Pablo Neira Ayuso <pablo@xxxxxxxxxxxxx> wrote:
> 70e9942f17a6 ("netfilter: nf_conntrack: make event callback registration
> per-netns") introduced a per-netns callback for events to workaround a
> crash when delivering conntrack events on a stale per-netns nfnetlink
> kernel socket.
>
> This patch adds a new flag to the nf_ct_iter_data object to skip event
> delivery from the netns cleanup path to address this issue.
>
> Signed-off-by: Pablo Neira Ayuso <pablo@xxxxxxxxxxxxx>
> ---
> compiled tested only.
> @Florian: Maybe this helps to remove the per-netns nf_conntrack_event_cb
> callback without having to update nfnetlink to deal with this corner case?
Old crash recipe is (from your changelog of the 'make it pernet' change):
0) make sure nf_conntrack_netlink and nf_conntrack_ipv4 are loaded.
1) container is started.
2) connect to it via lxc-console.
3) generate some traffic with the container to create some conntrack
entries in its table.
4) stop the container: you hit one oops because the conntrack table
cleanup tries to report the destroy event to user-space but the
per-netns nfnetlink socket has already gone (as the nfnetlink
socket is per-netns but event callback registration is global).
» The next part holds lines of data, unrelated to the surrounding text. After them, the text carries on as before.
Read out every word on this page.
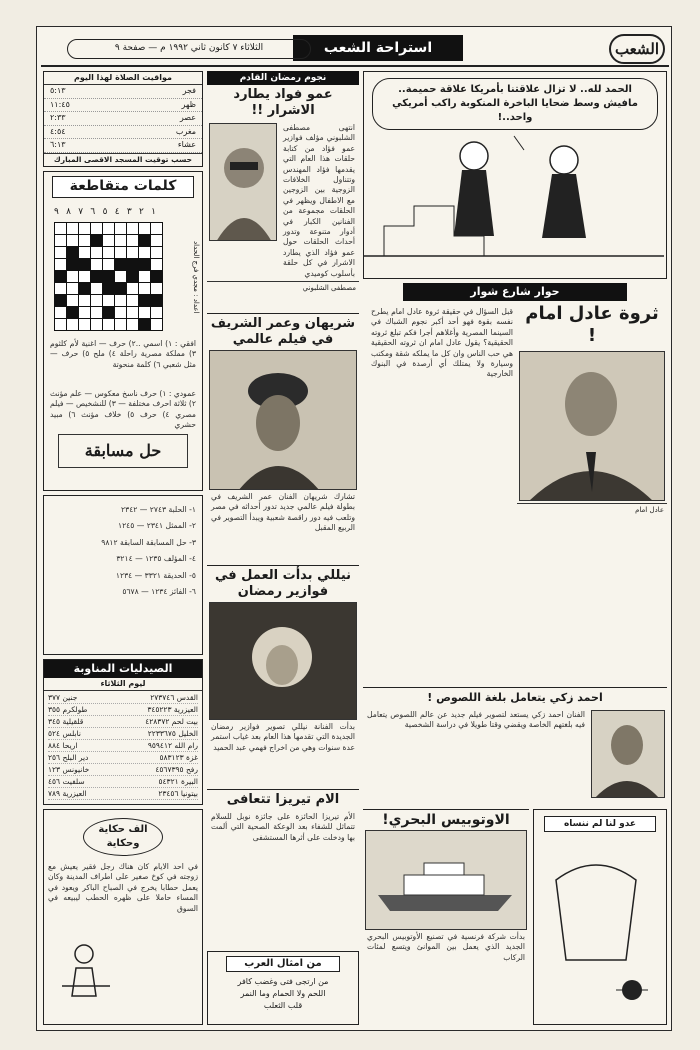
الشعب
استراحة الشعب
الثلاثاء ٧ كانون ثاني ١٩٩٢ م — صفحة ٩
مواقيت الصلاة لهذا اليوم
فجر
٥:١٣
ظهر
١١:٤٥
عصر
٢:٣٣
مغرب
٤:٥٤
عشاء
٦:١٣
حسب توقيت المسجد الاقصى المبارك
كلمات متقاطعة
١
٢
٣
٤
٥
٦
٧
٨
٩
اعداد : مجدي فرج الحداد
افقي : ١) اسمي ..٢) حرف — اغنية لأم كلثوم ٣) مملكة مصرية راحلة ٤) ملح ٥) حرف — مثل شعبي ٦) كلمة منحوتة
عمودي : ١) حرف ناسخ معكوس — علم مؤنث ٢) ثلاثة احرف مختلفة — ٣) للنشخيص — فيلم مصري ٤) حرف ٥) خلاف مؤنث ٦) مبيد حشري
حل مسابقة
١- الحلبة ٢٧٤٣ — ٢٣٤٢
٢- الممثل ٢٣٤١ — ١٢٤٥
٣- حل المسابقة السابقة ٩٨١٢
٤- المؤلف ١٢٣٥ — ٣٢١٤
٥- الحديقة ٣٣٢١ — ١٢٣٤
٦- الفائز ١٢٣٤ — ٥٦٧٨
الصيدليات المناوبة
ليوم الثلاثاء
القدس ٢٧٣٧٤٦
جنين ٣٧٧
العيزرية ٣٤٥٢٢٣
طولكرم ٣٥٥
بيت لحم ٤٢٨٣٧٢
قلقيلية ٣٤٥
الخليل ٢٢٣٣٦٧٥
نابلس ٥٢٤
رام الله ٩٥٩٤١٢
اريحا ٨٨٤
غزة ٥٨٣١٢٣
دير البلح ٢٥٦
رفح ٤٥٦٧٣٩٥
خانيونس ١٢٣
البيرة ٥٤٣٢١
سلفيت ٤٥٦
بيتونيا ٢٣٤٥٦
العيزرية ٧٨٩
الف حكاية وحكاية
في احد الايام كان هناك رجل فقير يعيش مع زوجته في كوخ صغير على اطراف المدينة وكان يعمل حطابا يخرج في الصباح الباكر ويعود في المساء حاملا على ظهره الحطب ليبيعه في السوق
نجوم رمضان القادم
عمو فواد يطارد الاشرار !!
انتهى مصطفى الشلبوني مؤلف فوازير عمو فؤاد من كتابة حلقات هذا العام التي يقدمها فؤاد المهندس وتتناول الخلافات الزوجية بين الزوجين مع الاطفال ويظهر في الحلقات مجموعة من الفنانين الكبار في أدوار متنوعة وتدور أحداث الحلقات حول عمو فؤاد الذي يطارد الاشرار في كل حلقة بأسلوب كوميدي
مصطفى الشلبوني
شريهان وعمر الشريف في فيلم عالمي
تشارك شريهان الفنان عمر الشريف في بطولة فيلم عالمي جديد تدور أحداثه في مصر وتلعب فيه دور راقصة شعبية ويبدأ التصوير في الربيع المقبل
نيللي بدأت العمل في فوازير رمضان
بدأت الفنانة نيللي تصوير فوازير رمضان الجديدة التي تقدمها هذا العام بعد غياب استمر عدة سنوات وهي من اخراج فهمي عبد الحميد
الام تيريزا تتعافى
الأم تيريزا الحائزة على جائزة نوبل للسلام تتماثل للشفاء بعد الوعكة الصحية التي ألمت بها ودخلت على أثرها المستشفى
من امثال العرب
من ارتجى فتى وغضب كافر
اللحم ولا الحمام وما النمر
قلب الثعلب
الحمد لله.. لا تزال علاقتنا بأمريكا علاقة حميمة.. مافيش وسط ضحايا الباخرة المنكوبة راكب أمريكي واحد..!
حوار شارع شوار
ثروة عادل امام !
عادل امام
قبل السؤال في حقيقة ثروة عادل امام يطرح نفسه بقوة فهو أحد أكبر نجوم الشباك في السينما المصرية وأغلاهم أجرا فكم تبلغ ثروته الحقيقية؟ يقول عادل امام ان ثروته الحقيقية هي حب الناس وان كل ما يملكه شقة ومكتب وسيارة ولا يمتلك أي أرصدة في البنوك الخارجية
احمد زكي يتعامل بلغة اللصوص !
الفنان احمد زكي يستعد لتصوير فيلم جديد عن عالم اللصوص يتعامل فيه بلغتهم الخاصة ويقضي وقتا طويلا في دراسة الشخصية
الاوتوبيس البحري!
بدأت شركة فرنسية في تصنيع الأوتوبيس البحري الجديد الذي يعمل بين الموانئ ويتسع لمئات الركاب
عدو لنا لم ننساه
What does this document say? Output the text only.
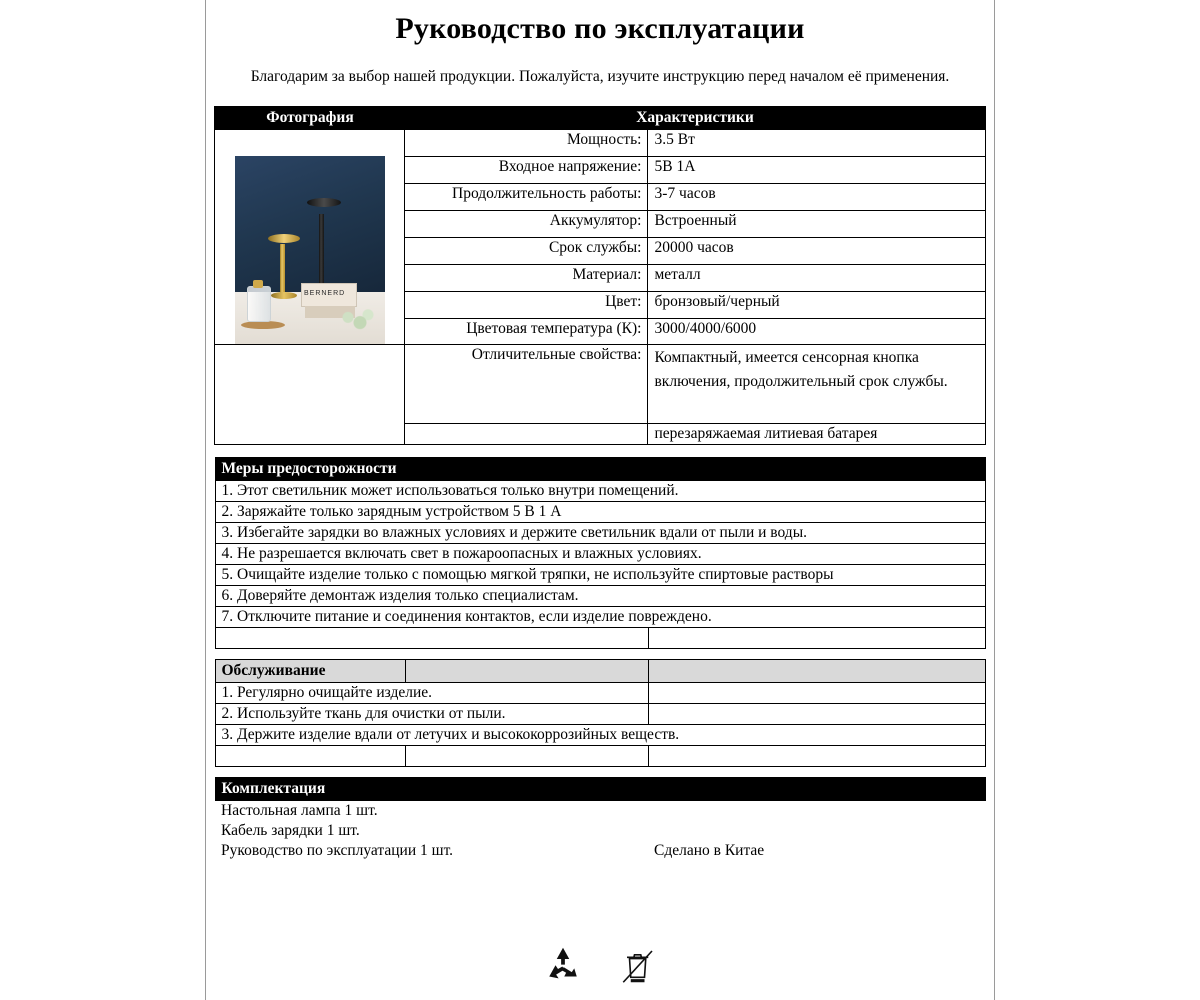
Руководство по эксплуатации

Благодарим за выбор нашей продукции. Пожалуйста, изучите инструкцию перед началом её применения.

Фотография	Характеристики	

BERNERD	Мощность:	3.5 Вт
	Входное напряжение:	5В 1А
	Продолжительность работы:	3-7 часов
	Аккумулятор:	Встроенный
	Срок службы:	20000 часов
	Материал:	металл
	Цвет:	бронзовый/черный
	Цветовая температура (К):	3000/4000/6000
	Отличительные свойства:	Компактный, имеется сенсорная кнопка включения, продолжительный срок службы.
		перезаряжаемая литиевая батарея
Меры предосторожности	
1. Этот светильник может использоваться только внутри помещений.	
2. Заряжайте только зарядным устройством 5 В 1 А	
3. Избегайте зарядки во влажных условиях и держите светильник вдали от пыли и воды.	
4. Не разрешается включать свет в пожароопасных и влажных условиях.	
5. Очищайте изделие только с помощью мягкой тряпки, не используйте спиртовые растворы	
6. Доверяйте демонтаж изделия только специалистам.	
7. Отключите питание и соединения контактов, если изделие повреждено.	

Обслуживание		
1. Регулярно очищайте изделие.		
2. Используйте ткань для очистки от пыли.		
3. Держите изделие вдали от летучих и высококоррозийных веществ.		

Комплектация		
Настольная лампа 1 шт.		
Кабель зарядки 1 шт.		
Руководство по эксплуатации 1 шт.		Сделано в Китае
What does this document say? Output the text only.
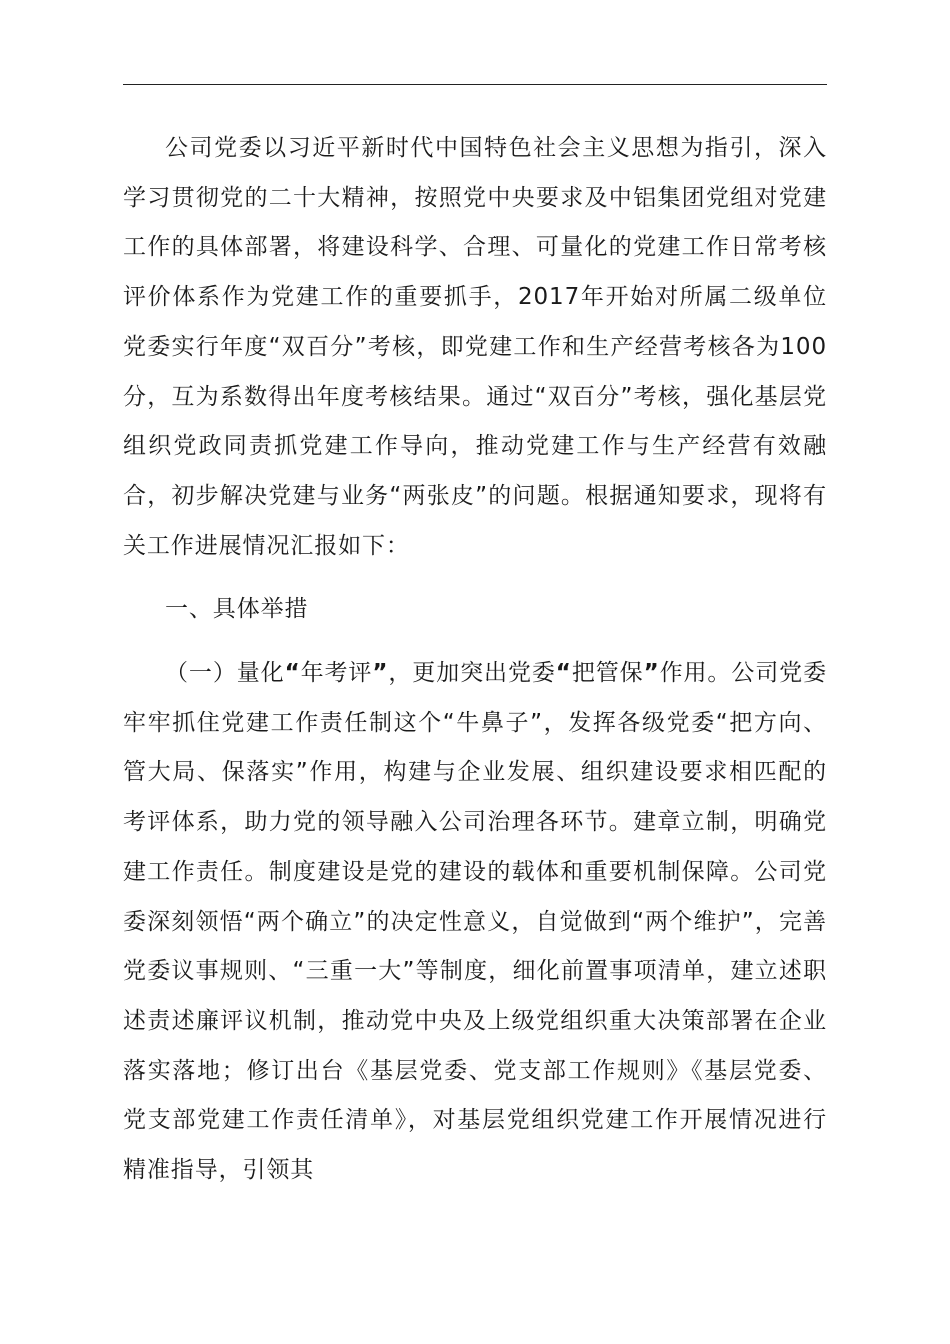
公司党委以习近平新时代中国特色社会主义思想为指引，深入学习贯彻党的二十大精神，按照党中央要求及中铝集团党组对党建工作的具体部署，将建设科学、合理、可量化的党建工作日常考核评价体系作为党建工作的重要抓手，2017年开始对所属二级单位党委实行年度“双百分”考核，即党建工作和生产经营考核各为100分，互为系数得出年度考核结果。通过“双百分”考核，强化基层党组织党政同责抓党建工作导向，推动党建工作与生产经营有效融合，初步解决党建与业务“两张皮”的问题。根据通知要求，现将有关工作进展情况汇报如下：

一、具体举措

（一）量化“年考评”，更加突出党委“把管保”作用。公司党委牢牢抓住党建工作责任制这个“牛鼻子”，发挥各级党委“把方向、管大局、保落实”作用，构建与企业发展、组织建设要求相匹配的考评体系，助力党的领导融入公司治理各环节。建章立制，明确党建工作责任。制度建设是党的建设的载体和重要机制保障。公司党委深刻领悟“两个确立”的决定性意义，自觉做到“两个维护”，完善党委议事规则、“三重一大”等制度，细化前置事项清单，建立述职述责述廉评议机制，推动党中央及上级党组织重大决策部署在企业落实落地；修订出台《基层党委、党支部工作规则》《基层党委、党支部党建工作责任清单》，对基层党组织党建工作开展情况进行精准指导，引领其
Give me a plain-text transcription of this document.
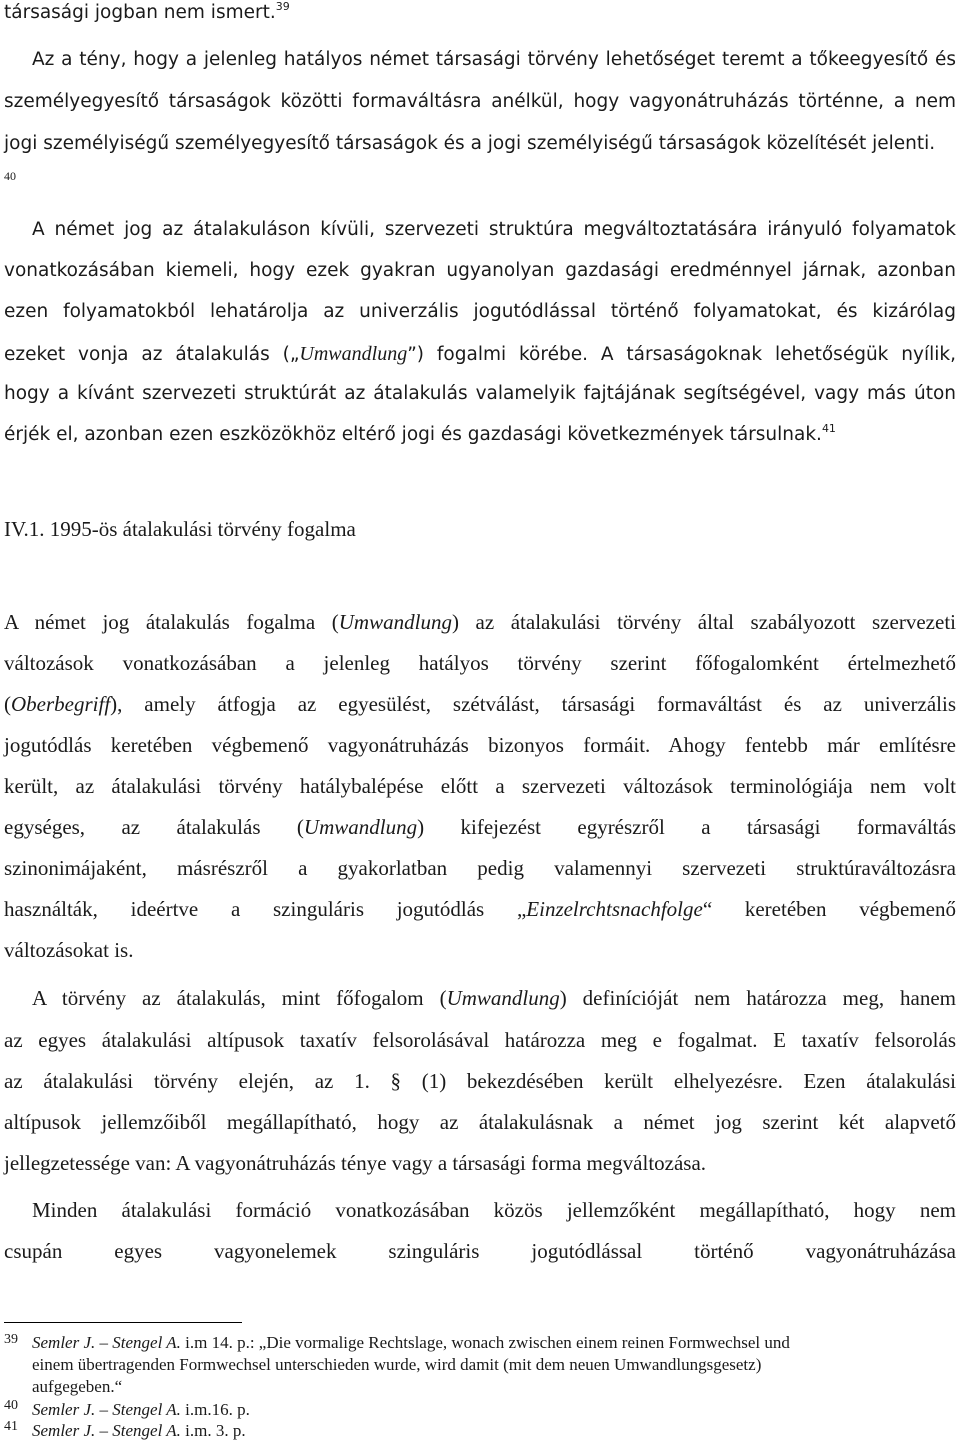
társasági jogban nem ismert.$^{39}$
Az a tény, hogy a jelenleg hatályos német társasági törvény lehetőséget teremt a tőkeegyesítő és
személyegyesítő társaságok közötti formaváltásra anélkül, hogy vagyonátruházás történne, a nem
jogi személyiségű személyegyesítő társaságok és a jogi személyiségű társaságok közelítését jelenti.
40
A német jog az átalakuláson kívüli, szervezeti struktúra megváltoztatására irányuló folyamatok
vonatkozásában kiemeli, hogy ezek gyakran ugyanolyan gazdasági eredménnyel járnak, azonban
ezen folyamatokból lehatárolja az univerzális jogutódlással történő folyamatokat, és kizárólag
ezeket vonja az átalakulás („Umwandlung”) fogalmi körébe. A társaságoknak lehetőségük nyílik,
hogy a kívánt szervezeti struktúrát az átalakulás valamelyik fajtájának segítségével, vagy más úton
érjék el, azonban ezen eszközökhöz eltérő jogi és gazdasági következmények társulnak.$^{41}$
IV.1. 1995-ös átalakulási törvény fogalma
A német jog átalakulás fogalma (Umwandlung) az átalakulási törvény által szabályozott szervezeti
változások vonatkozásában a jelenleg hatályos törvény szerint főfogalomként értelmezhető
(Oberbegriff), amely átfogja az egyesülést, szétválást, társasági formaváltást és az univerzális
jogutódlás keretében végbemenő vagyonátruházás bizonyos formáit. Ahogy fentebb már említésre
került, az átalakulási törvény hatálybalépése előtt a szervezeti változások terminológiája nem volt
egységes, az átalakulás (Umwandlung) kifejezést egyrészről a társasági formaváltás
szinonimájaként, másrészről a gyakorlatban pedig valamennyi szervezeti struktúraváltozásra
használták, ideértve a szinguláris jogutódlás „Einzelrchtsnachfolge“ keretében végbemenő
változásokat is.
A törvény az átalakulás, mint főfogalom (Umwandlung) definícióját nem határozza meg, hanem
az egyes átalakulási altípusok taxatív felsorolásával határozza meg e fogalmat. E taxatív felsorolás
az átalakulási törvény elején, az 1. § (1) bekezdésében került elhelyezésre. Ezen átalakulási
altípusok jellemzőiből megállapítható, hogy az átalakulásnak a német jog szerint két alapvető
jellegzetessége van: A vagyonátruházás ténye vagy a társasági forma megváltozása.
Minden átalakulási formáció vonatkozásában közös jellemzőként megállapítható, hogy nem
csupán egyes vagyonelemek szinguláris jogutódlással történő vagyonátruházása
39 Semler J. – Stengel A. i.m 14. p.: „Die vormalige Rechtslage, wonach zwischen einem reinen Formwechsel und
einem übertragenden Formwechsel unterschieden wurde, wird damit (mit dem neuen Umwandlungsgesetz)
aufgegeben.“
40 Semler J. – Stengel A. i.m.16. p.
41 Semler J. – Stengel A. i.m. 3. p.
Pernet exit handlers are called in reverse order of the module load
order, so normally this means:
ctnetlink exit handlers
nfnetlink_net_exit_batch, removes nfnl socket
nf_conntrack_pernet_exit(), removes entries,
Because callback is pernet atm this prevents crash after nfntlink sk
has been closed.
If thats no longer the case, we need some other way to suppress
calls with stale nfnl sk.
With the proposed patch series its still possible that we end up
in nfnetlink via the ctnl event handler.
E.g. gc worker could evit at the right time, or some kfree_skb call
ends up dropping last reference.
If you really dislike the nfnl changes I will respin without this
and will keep the pernet ctnetlink callback.